There are statistical distributions of every imaginable type in life, some simpler than others. Yet, no matter how complex the pattern, someone will try to fit a curve to the data and postulate some theory. The authors start with the Zipf law, applied to the popularity of Web sites, where the frequency of visits to a Web site is an inverse power of its rank. By ranking sites in order of popularity, and computing a best-fit exponent factor, you can predict the frequency of visit occurrences.

From a literature review, the authors show that the exponent power tends to vary widely. By adding two extra parameters, one an additive factor to the Web site’s visit frequency, and the second an additive factor to the Web site’s rank, they are able to stabilize the exponent to a mean of 1.02 and a standard deviation of 0.05. This tight range for the exponent is shown to be consistent for varying sample periods, sizes, and locations.

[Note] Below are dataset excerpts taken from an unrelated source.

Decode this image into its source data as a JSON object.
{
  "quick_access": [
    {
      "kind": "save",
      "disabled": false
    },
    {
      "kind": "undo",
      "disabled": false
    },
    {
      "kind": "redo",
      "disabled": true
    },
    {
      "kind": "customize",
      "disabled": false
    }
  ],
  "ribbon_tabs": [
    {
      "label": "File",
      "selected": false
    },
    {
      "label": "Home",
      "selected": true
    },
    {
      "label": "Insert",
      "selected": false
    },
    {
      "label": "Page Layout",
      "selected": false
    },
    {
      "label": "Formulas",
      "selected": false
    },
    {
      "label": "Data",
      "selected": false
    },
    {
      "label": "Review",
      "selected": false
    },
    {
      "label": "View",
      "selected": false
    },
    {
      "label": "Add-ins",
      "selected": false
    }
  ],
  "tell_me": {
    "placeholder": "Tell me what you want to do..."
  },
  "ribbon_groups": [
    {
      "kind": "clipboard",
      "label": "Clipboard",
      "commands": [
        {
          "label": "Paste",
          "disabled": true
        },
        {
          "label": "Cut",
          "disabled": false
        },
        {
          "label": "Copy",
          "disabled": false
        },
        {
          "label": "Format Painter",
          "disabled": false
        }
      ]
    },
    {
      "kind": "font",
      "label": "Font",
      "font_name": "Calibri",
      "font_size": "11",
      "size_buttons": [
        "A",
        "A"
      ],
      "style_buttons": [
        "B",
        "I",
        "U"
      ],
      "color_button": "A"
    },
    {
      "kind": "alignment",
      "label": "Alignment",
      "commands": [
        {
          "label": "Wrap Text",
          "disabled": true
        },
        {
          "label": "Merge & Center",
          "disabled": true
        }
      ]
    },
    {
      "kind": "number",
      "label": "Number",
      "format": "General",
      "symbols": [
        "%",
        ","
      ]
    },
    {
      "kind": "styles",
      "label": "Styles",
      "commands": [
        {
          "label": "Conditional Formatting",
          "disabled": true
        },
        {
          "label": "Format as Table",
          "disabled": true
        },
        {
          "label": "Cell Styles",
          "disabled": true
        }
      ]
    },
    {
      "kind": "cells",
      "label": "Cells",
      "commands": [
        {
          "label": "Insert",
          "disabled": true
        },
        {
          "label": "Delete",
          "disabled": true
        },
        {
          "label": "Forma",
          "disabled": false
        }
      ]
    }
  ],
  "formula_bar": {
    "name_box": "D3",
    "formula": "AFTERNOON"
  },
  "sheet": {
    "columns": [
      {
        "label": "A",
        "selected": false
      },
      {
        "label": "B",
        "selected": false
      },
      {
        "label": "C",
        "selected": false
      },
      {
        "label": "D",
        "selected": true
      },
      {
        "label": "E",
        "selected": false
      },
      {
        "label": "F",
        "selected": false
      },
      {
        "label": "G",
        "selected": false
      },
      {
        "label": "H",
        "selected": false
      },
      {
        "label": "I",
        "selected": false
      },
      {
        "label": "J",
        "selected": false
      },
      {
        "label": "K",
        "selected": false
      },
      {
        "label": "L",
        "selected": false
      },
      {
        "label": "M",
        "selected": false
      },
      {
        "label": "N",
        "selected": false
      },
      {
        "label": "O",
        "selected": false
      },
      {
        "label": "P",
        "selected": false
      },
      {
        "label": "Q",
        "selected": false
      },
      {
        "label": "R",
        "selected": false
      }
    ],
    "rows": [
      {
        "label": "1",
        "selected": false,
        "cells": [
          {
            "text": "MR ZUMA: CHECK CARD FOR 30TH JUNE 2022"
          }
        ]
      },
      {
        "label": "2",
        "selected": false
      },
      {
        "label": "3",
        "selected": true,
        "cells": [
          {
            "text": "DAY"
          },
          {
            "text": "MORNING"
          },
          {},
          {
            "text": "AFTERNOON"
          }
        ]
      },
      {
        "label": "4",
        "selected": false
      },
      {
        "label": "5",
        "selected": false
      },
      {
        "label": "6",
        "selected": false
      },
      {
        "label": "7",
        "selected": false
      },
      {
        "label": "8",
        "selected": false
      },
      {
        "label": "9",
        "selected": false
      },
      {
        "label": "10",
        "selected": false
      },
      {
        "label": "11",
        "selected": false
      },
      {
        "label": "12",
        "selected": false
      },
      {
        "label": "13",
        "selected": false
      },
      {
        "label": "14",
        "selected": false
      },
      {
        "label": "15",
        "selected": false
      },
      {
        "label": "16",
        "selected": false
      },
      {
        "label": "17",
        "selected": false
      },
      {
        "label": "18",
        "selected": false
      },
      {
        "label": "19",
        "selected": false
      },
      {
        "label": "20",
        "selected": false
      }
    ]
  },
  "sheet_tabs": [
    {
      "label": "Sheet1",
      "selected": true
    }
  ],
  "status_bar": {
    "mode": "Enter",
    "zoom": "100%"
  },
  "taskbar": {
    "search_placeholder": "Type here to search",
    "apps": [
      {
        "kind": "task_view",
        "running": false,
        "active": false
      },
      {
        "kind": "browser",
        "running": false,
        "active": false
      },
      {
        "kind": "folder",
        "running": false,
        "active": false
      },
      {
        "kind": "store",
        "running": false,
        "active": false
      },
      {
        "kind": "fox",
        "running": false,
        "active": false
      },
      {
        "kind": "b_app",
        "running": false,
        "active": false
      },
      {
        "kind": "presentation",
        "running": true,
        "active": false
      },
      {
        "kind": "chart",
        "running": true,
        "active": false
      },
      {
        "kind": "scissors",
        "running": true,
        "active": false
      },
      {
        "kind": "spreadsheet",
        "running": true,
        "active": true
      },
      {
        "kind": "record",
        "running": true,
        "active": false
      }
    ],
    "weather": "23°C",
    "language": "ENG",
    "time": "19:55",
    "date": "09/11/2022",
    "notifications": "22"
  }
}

The authors then postulate, but do not prove, what these two additional factors mean. The additive factor for the frequency is considered a corrective factor for the finite sample size, and the second factor is there to account for the Web sites that are not queried because they were serviced from the local machine cache. However, this is all irrelevant if the model does not improve predictability.

The variability in the exponent, ranging from 0.60 to 1.03, has been reduced at a cost of introducing a variability of two orders of magnitude in the frequency parameter, and a range of between 0.45 and 17.82 for the rank parameter. That, at least in my mind, is an example of a worse model, not a better one.